Cache Mapping and Associativity

Cache mapping strategies influence the occurrence of conflict misses:

Direct-Mapped Cache:
- Each block maps to exactly one line.
- Simplest and fastest lookup.
- High conflict miss rate due to fixed mapping.
Fully Associative Cache:
- Any block can go into any line.
- Minimizes conflict misses.
- Hardware is complex due to the need to search all lines.
Set-Associative Cache:
- A compromise between direct-mapped and fully associative.
- The cache is divided into sets, and each set contains multiple lines.
- An n-way set-associative cache allows a block to go into n different locations (within its set).

Replacement Policies

When a cache set is full, a block must be replaced.
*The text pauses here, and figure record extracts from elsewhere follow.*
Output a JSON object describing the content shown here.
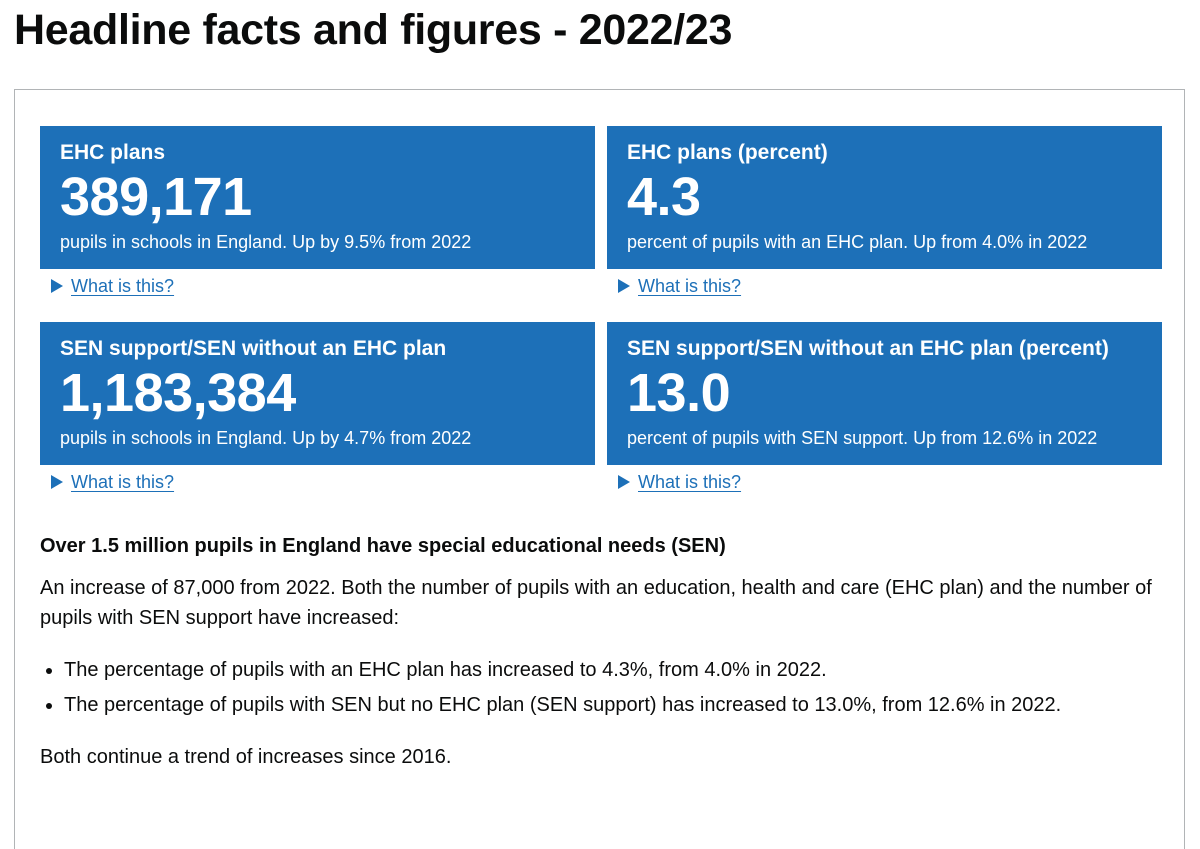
{
  "page": {
    "title": "Headline facts and figures - 2022/23"
  },
  "tiles": [
    {
      "title": "EHC plans",
      "value": "389,171",
      "description": "pupils in schools in England. Up by 9.5% from 2022",
      "details_label": "What is this?"
    },
    {
      "title": "EHC plans (percent)",
      "value": "4.3",
      "description": "percent of pupils with an EHC plan. Up from 4.0% in 2022",
      "details_label": "What is this?"
    },
    {
      "title": "SEN support/SEN without an EHC plan",
      "value": "1,183,384",
      "description": "pupils in schools in England. Up by 4.7% from 2022",
      "details_label": "What is this?"
    },
    {
      "title": "SEN support/SEN without an EHC plan (percent)",
      "value": "13.0",
      "description": "percent of pupils with SEN support. Up from 12.6% in 2022",
      "details_label": "What is this?"
    }
  ],
  "summary": {
    "heading": "Over 1.5 million pupils in England have special educational needs (SEN)",
    "intro": "An increase of 87,000 from 2022. Both the number of pupils with an education, health and care (EHC plan) and the number of pupils with SEN support have increased:",
    "bullets": [
      "The percentage of pupils with an EHC plan has increased to 4.3%, from 4.0% in 2022.",
      "The percentage of pupils with SEN but no EHC plan (SEN support) has increased to 13.0%, from 12.6% in 2022."
    ],
    "closing": "Both continue a trend of increases since 2016."
  },
  "colors": {
    "tile_background": "#1d70b8",
    "link": "#1d70b8",
    "text": "#0b0c0c",
    "border": "#b1b4b6"
  }
}
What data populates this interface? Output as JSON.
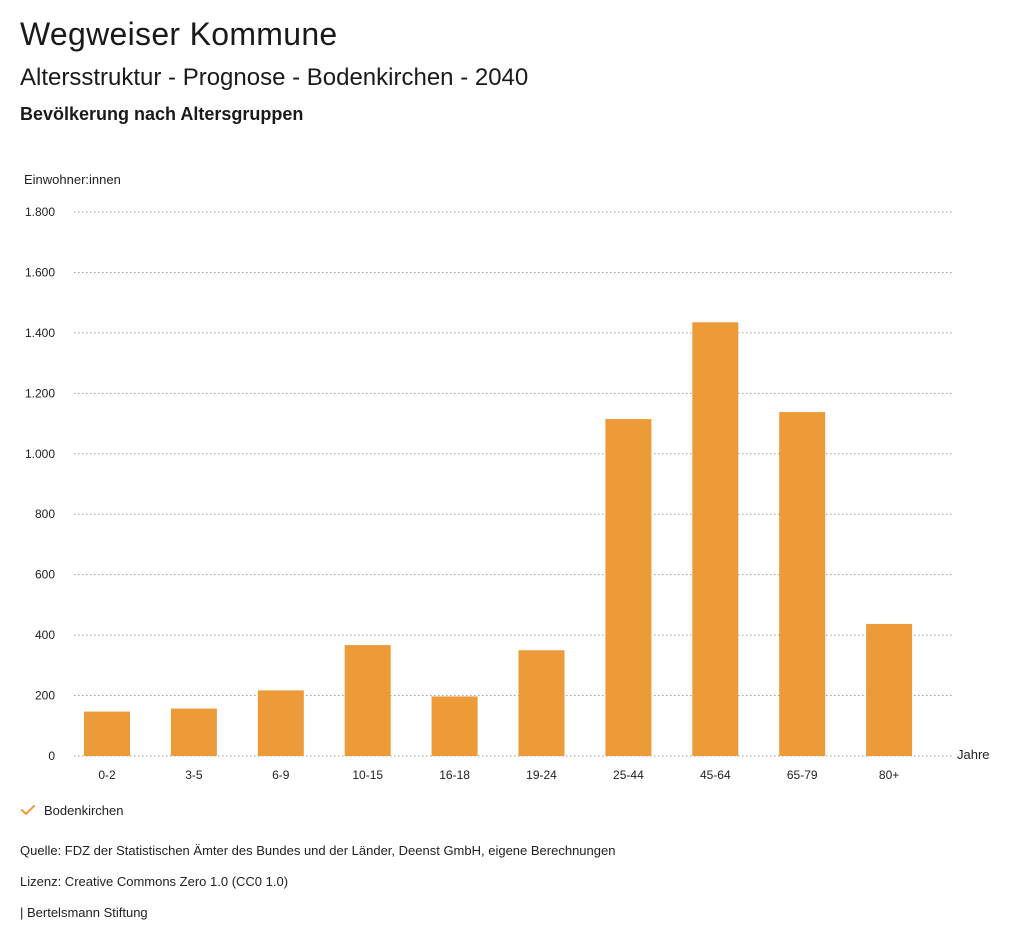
{
  "header": {
    "title": "Wegweiser Kommune",
    "subtitle": "Altersstruktur - Prognose - Bodenkirchen - 2040",
    "subsubtitle": "Bevölkerung nach Altersgruppen"
  },
  "colors": {
    "bar": "#ED9A38",
    "grid": "#9a9a9a",
    "check": "#ED9A38"
  },
  "legend": {
    "label": "Bodenkirchen",
    "icon": "checkmark-icon"
  },
  "footer": {
    "source": "Quelle: FDZ der Statistischen Ämter des Bundes und der Länder, Deenst GmbH, eigene Berechnungen",
    "license": "Lizenz: Creative Commons Zero 1.0 (CC0 1.0)",
    "publisher": "| Bertelsmann Stiftung"
  },
  "chart_data": {
    "type": "bar",
    "title": "Bevölkerung nach Altersgruppen",
    "xlabel": "Jahre",
    "ylabel": "Einwohner:innen",
    "ylim": [
      0,
      1800
    ],
    "yticks": [
      0,
      200,
      400,
      600,
      800,
      1000,
      1200,
      1400,
      1600,
      1800
    ],
    "ytick_labels": [
      "0",
      "200",
      "400",
      "600",
      "800",
      "1.000",
      "1.200",
      "1.400",
      "1.600",
      "1.800"
    ],
    "grid": true,
    "categories": [
      "0-2",
      "3-5",
      "6-9",
      "10-15",
      "16-18",
      "19-24",
      "25-44",
      "45-64",
      "65-79",
      "80+"
    ],
    "series": [
      {
        "name": "Bodenkirchen",
        "values": [
          147,
          157,
          217,
          367,
          197,
          350,
          1115,
          1435,
          1138,
          437
        ]
      }
    ]
  }
}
Common strategies:

Random Replacement:
- Replace a randomly selected block in the set.
- Simple but potentially inefficient.
Least Recently Used (LRU):
- Replaces the block that hasn’t been used for the longest time.
- Effective but requires tracking access order.
First-In-First-Out (FIFO):
- Removes the block that has been in the cache the longest.
- Simpler than LRU, but may evict frequently used blocks.
Least Frequently Used (LFU):
- Replaces the block used least often.
- Can become expensive due to frequency tracking.
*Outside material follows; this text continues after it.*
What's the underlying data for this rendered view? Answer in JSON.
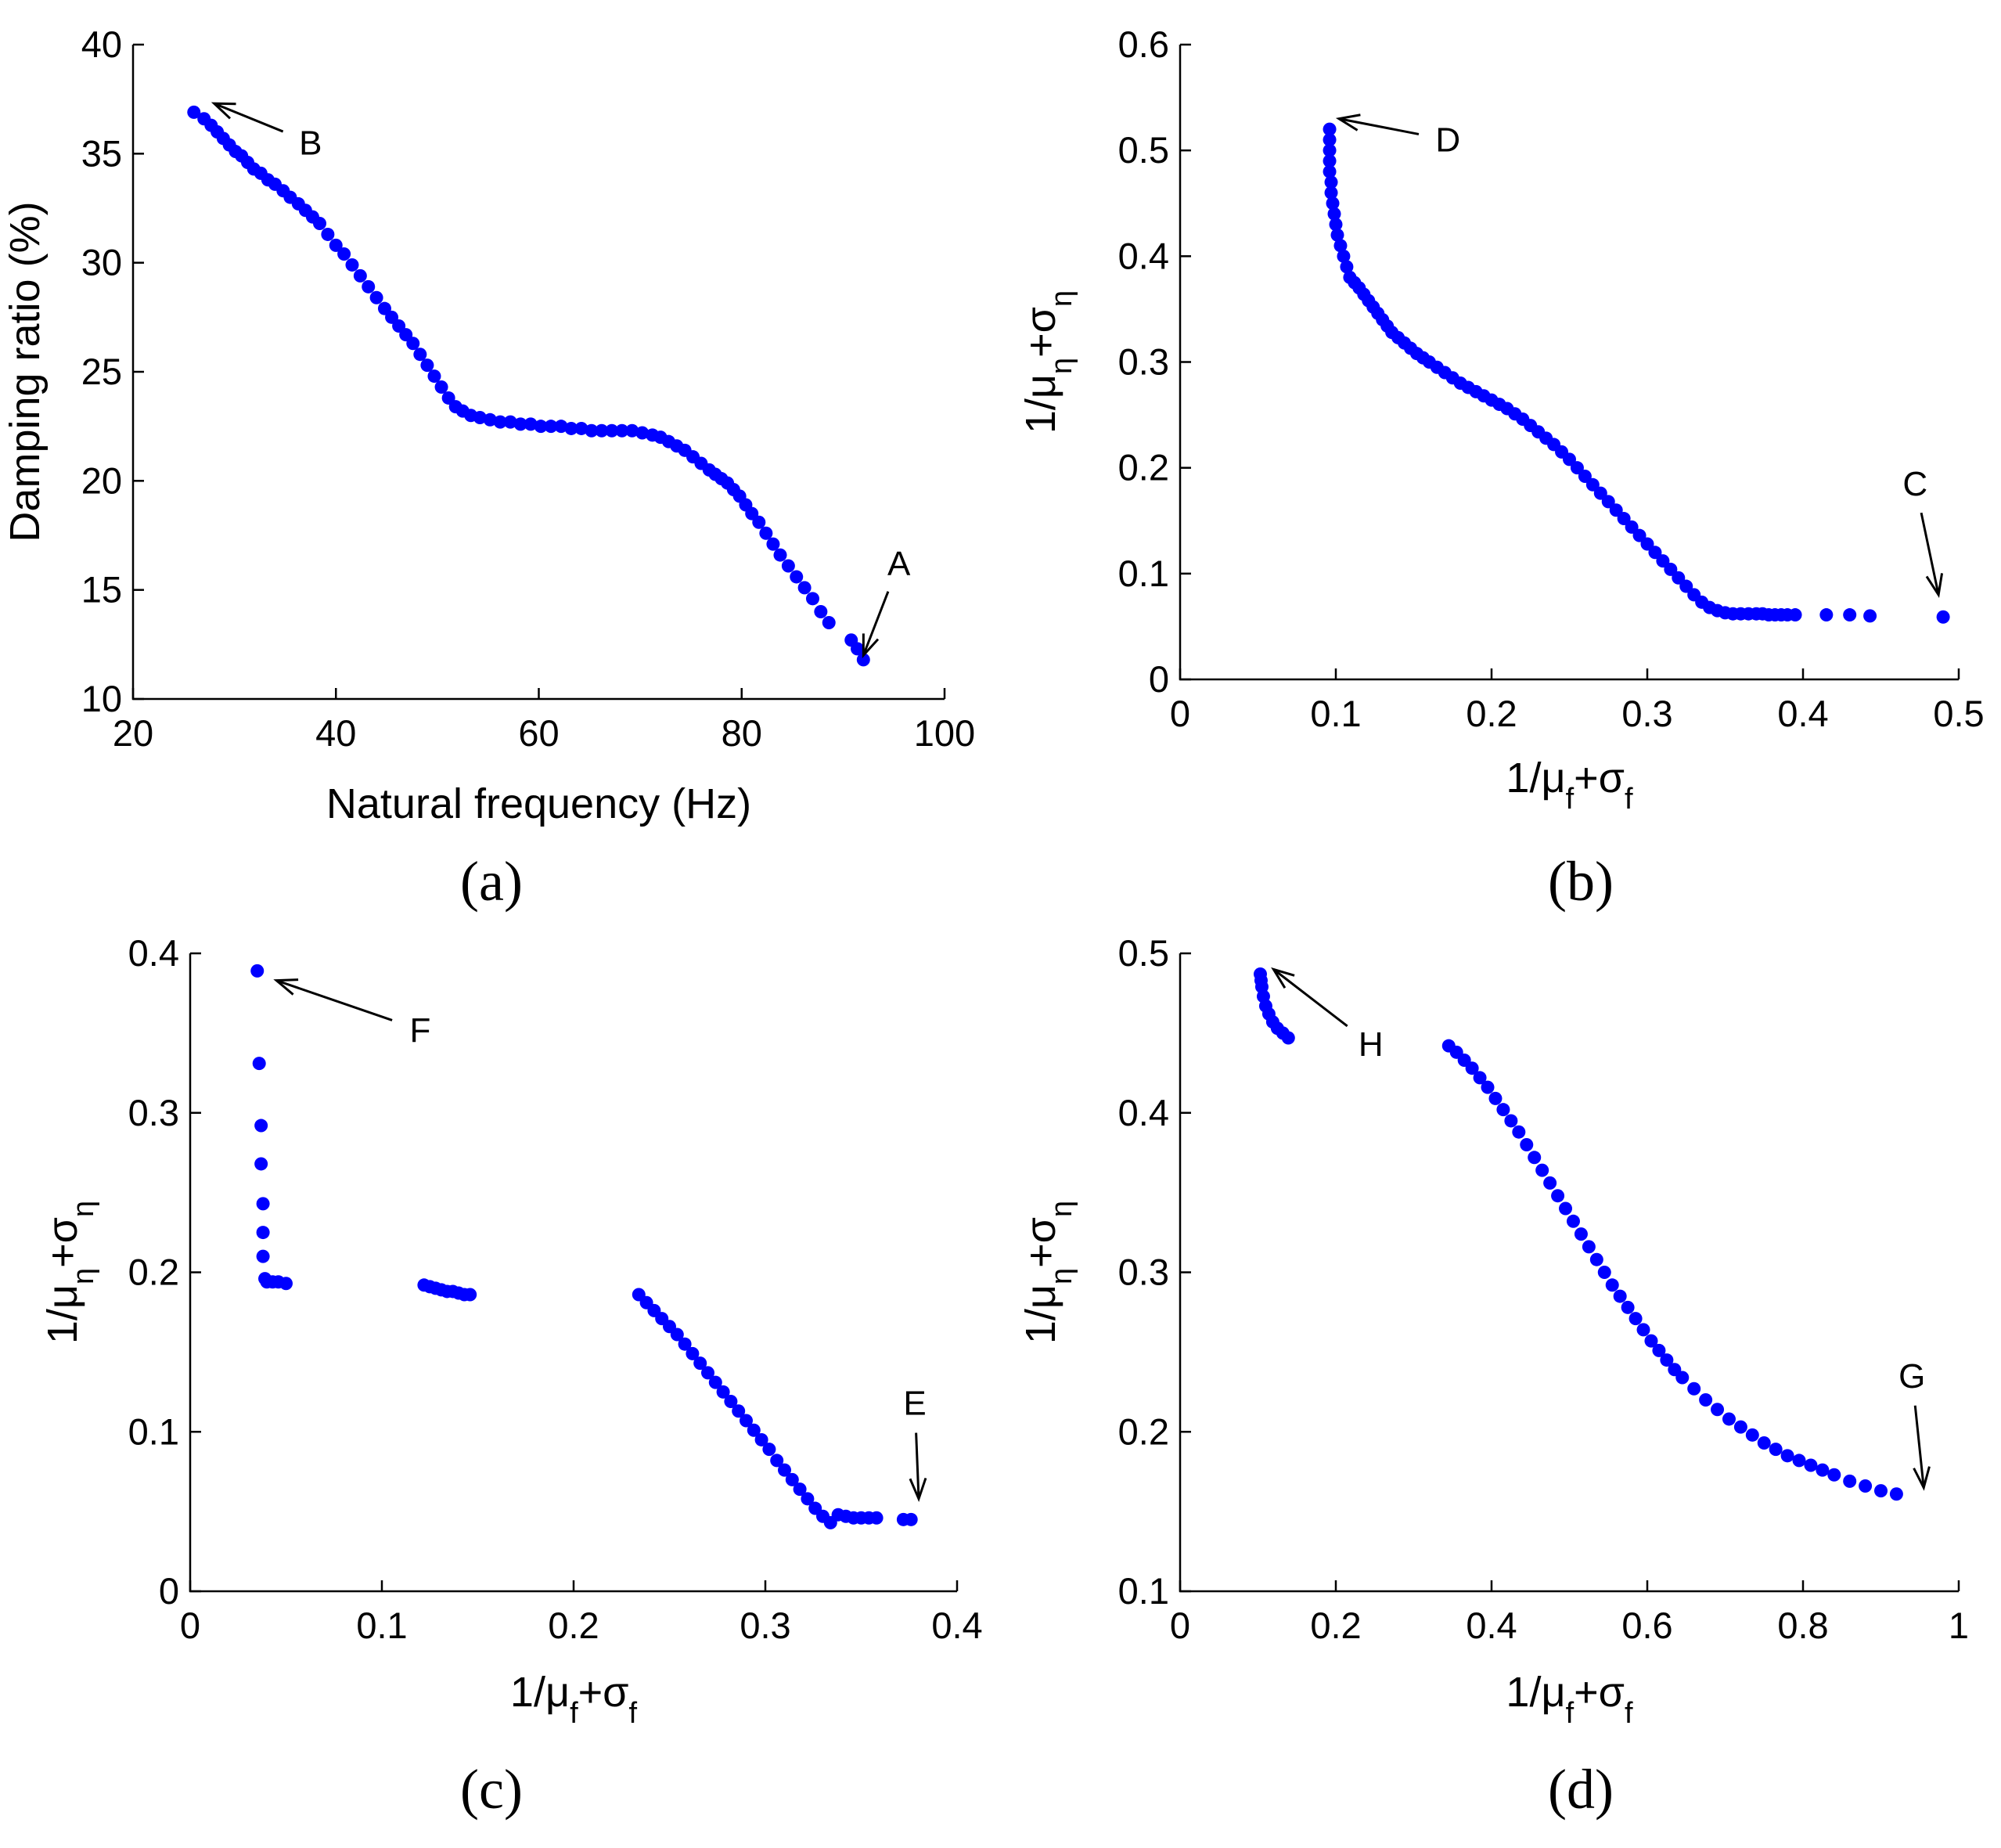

Snooping Protocols and Cache Coherence

In multiprocessor systems, cache coherence ensures that all processors see a consistent view of memory. The snooping protocol is one method used to maintain coherence.

Overview of Snooping Protocol

Each cache controller monitors (or “snoops on”) a shared communication bus.
When a processor writes to a memory block, all other caches check if they have a copy of that block.
If a copy exists, they take action based on the protocol (e.g., invalidate, update).

Common Snooping-Based Protocols

Write-Invalidate:
- When a processor writes to a block, all other caches invalidate their copies.
- Simple and efficient for cases where writes are infrequent.
Write-Update (or Write-Broadcast):
- When a processor writes to a block, it also broadcasts the new data to other caches.
- Keeps caches updated but may incur high traffic.

Key Points

Snooping works best with a broadcast medium (e.g., a shared bus).
Protocols must ensure that only one processor can write to a block at a time (using mechanisms like MESI).
In contrast, directory-based protocols are more scalable and are used in systems without a broadcast bus.

Summary of Cache Line Assignment Effects

A fully associative cache allows total flexibility in block placement but has more complex hardware.
Set-associative caches provide a good balance and are common in practice.
The number of sets and the degree of associativity directly affect the miss rates.

Diagram Hint

To visualize conflict misses in direct-mapped caches, you can draw a diagram showing:

A few cache lines (e.g., 4 lines).
Memory blocks that map to the same line.
A sequence of accesses showing how earlier blocks are evicted when a new block with the same mapping arrives.

This lecture solidifies the foundational understanding of cache behavior, emphasizing the importance of associativity, replacement, and coherence in multiprocessor systems.